Assess their marketing skills
Everyone knows that to sell a house quickly (and get the big bucks) you need to reach as many eyeballs as you can. And the way to suss out an agent’s ability to do that is to ask these questions:
- How will you market my home? A Realtor should use at least a good brokerage website to showcase your listing, national listing portals such as realtor.com®, and an email subscription list.
- How will you use social media? They should use at least Facebook and Twitter to market listings; they get bonus points if they post photos on Instagram.
- What offline materials do you use? While most marketing is done online now, your Realtor should still make use of tried-and-true methods such as fliers, yard signs, and brochures, especially at an open house.

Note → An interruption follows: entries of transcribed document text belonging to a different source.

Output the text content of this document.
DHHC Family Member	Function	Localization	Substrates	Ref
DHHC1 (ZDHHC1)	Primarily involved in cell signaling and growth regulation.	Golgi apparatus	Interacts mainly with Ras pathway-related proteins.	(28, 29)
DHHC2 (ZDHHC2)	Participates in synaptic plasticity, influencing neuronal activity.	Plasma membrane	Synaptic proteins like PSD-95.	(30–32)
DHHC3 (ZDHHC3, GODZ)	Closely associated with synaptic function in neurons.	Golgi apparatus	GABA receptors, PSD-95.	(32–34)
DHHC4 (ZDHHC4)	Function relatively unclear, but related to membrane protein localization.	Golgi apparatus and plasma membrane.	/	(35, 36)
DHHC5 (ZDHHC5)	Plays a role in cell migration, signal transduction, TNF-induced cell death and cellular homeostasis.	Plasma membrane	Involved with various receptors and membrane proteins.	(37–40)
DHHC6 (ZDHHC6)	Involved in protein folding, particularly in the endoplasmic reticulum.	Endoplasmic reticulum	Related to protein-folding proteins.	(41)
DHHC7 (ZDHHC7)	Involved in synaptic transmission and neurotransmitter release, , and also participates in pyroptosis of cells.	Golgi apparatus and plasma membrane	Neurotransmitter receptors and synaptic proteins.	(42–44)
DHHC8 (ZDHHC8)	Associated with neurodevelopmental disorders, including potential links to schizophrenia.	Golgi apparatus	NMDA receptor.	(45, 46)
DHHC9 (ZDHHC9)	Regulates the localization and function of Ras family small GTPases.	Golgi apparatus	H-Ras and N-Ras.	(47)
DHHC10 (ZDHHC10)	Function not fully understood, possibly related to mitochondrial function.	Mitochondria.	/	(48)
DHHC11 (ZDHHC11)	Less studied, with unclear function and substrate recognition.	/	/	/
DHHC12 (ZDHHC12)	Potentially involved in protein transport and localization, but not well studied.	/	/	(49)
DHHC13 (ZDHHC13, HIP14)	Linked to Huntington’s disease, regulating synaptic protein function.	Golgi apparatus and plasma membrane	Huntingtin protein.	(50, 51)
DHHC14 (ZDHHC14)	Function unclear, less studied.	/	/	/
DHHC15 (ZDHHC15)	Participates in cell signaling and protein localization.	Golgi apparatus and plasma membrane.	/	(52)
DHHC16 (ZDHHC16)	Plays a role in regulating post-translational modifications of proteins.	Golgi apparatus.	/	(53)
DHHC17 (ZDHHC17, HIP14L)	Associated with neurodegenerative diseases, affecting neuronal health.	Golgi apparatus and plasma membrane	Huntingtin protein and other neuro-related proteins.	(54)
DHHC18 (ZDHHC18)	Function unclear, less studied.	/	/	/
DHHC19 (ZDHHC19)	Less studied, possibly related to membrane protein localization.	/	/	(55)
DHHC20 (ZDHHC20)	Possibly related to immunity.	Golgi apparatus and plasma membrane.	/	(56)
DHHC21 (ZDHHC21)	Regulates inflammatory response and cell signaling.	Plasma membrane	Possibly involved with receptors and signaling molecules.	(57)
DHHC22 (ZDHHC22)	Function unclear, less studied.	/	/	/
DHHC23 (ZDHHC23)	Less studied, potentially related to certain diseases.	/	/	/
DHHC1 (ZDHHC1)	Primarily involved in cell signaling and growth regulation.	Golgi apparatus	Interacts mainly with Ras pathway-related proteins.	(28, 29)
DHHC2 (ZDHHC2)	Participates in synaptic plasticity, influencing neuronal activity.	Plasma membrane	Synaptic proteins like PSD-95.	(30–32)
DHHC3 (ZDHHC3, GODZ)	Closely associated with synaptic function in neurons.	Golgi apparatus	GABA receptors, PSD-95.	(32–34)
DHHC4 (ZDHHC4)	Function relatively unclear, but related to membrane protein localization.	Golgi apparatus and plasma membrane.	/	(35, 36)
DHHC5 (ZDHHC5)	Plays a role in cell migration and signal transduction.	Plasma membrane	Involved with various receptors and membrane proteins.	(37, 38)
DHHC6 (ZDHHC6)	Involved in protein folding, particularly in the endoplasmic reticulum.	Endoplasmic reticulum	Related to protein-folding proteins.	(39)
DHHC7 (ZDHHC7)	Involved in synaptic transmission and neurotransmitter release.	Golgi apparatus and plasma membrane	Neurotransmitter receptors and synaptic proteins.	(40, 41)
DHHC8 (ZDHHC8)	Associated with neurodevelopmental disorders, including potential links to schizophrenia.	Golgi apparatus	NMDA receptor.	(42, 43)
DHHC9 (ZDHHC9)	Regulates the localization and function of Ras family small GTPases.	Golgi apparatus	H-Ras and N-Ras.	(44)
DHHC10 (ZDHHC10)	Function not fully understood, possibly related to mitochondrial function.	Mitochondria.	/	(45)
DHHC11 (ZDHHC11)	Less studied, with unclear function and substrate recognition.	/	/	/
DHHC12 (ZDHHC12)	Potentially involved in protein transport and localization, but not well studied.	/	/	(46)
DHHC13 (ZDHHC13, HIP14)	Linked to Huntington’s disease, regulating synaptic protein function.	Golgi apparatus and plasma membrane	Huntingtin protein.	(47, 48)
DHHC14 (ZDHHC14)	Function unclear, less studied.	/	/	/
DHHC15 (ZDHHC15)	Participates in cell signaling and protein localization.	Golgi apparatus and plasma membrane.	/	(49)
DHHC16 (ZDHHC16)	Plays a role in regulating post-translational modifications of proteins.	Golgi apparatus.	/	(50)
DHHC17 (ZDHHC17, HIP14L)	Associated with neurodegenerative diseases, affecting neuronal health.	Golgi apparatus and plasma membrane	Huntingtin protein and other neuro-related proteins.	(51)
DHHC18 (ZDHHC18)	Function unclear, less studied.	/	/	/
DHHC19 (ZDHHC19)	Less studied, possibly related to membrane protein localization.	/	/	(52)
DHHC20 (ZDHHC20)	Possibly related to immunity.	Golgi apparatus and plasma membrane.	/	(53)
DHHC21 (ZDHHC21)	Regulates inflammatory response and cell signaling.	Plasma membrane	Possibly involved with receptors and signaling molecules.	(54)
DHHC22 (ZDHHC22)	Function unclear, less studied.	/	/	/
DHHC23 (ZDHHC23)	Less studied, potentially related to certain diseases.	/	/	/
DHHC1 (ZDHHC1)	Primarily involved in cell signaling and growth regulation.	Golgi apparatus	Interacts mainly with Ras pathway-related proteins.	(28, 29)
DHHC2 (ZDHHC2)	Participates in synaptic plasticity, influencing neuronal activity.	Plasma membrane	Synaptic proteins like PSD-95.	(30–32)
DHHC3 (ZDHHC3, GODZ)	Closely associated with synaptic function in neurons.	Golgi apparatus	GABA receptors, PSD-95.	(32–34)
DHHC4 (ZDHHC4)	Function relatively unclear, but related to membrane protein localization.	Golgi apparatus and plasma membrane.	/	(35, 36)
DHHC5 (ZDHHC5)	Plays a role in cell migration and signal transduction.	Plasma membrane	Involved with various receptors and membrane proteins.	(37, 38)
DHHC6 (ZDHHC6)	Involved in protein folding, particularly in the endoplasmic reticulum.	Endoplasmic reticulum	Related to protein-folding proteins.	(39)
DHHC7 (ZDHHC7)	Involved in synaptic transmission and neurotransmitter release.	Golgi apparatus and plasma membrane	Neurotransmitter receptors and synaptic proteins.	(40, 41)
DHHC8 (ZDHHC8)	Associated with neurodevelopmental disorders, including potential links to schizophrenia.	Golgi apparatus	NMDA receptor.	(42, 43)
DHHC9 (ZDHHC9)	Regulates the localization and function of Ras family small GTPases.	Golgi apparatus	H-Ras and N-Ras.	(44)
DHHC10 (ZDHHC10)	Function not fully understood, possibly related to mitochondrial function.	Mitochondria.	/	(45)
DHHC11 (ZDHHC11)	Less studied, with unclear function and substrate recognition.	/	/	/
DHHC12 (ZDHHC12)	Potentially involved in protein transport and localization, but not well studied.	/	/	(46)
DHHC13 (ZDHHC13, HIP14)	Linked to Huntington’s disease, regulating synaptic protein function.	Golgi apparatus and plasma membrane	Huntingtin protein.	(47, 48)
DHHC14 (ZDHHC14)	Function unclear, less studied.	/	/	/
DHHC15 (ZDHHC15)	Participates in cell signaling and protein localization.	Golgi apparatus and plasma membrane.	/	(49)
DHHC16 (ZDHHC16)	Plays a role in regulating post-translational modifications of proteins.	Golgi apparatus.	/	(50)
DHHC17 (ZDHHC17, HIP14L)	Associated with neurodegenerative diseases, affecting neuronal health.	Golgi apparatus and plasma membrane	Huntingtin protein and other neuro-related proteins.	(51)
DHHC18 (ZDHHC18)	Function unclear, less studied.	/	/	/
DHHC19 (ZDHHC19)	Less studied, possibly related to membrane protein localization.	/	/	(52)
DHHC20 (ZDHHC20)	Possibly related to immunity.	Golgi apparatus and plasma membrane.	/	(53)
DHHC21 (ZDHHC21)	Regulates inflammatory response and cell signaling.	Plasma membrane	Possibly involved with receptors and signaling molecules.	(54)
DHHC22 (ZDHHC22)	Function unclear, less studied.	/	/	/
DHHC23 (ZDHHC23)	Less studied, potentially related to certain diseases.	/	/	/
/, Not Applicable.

- How much do you spend on advertising? “Don’t stop asking until you get a solid dollar figure,” Crouch says. Advertising costs vary widely by area, but Realtors should consistently spend a portion of their business expenses on advertising. By asking for a set amount, you’ll know if they’re doing that or not.
Don’t shoot for cheap
Finally, don’t assume the most inexpensive agent is the one for you. While agents work at different price points and some may take a lower commission, they should be confident enough in their abilities to stand by their prices, according to Crouch. So when you’re talking terms, he recommends asking agents if they’ll work on a discount. If they jump at the chance early on in the conversation, that might be a red flag.
“Think about this: If the agent can’t even negotiate to protect their own money, how likely do you think it will be for them to go to bat to protect your money?” Crouch says. “It’ll be a test of confidence in their own services at least.”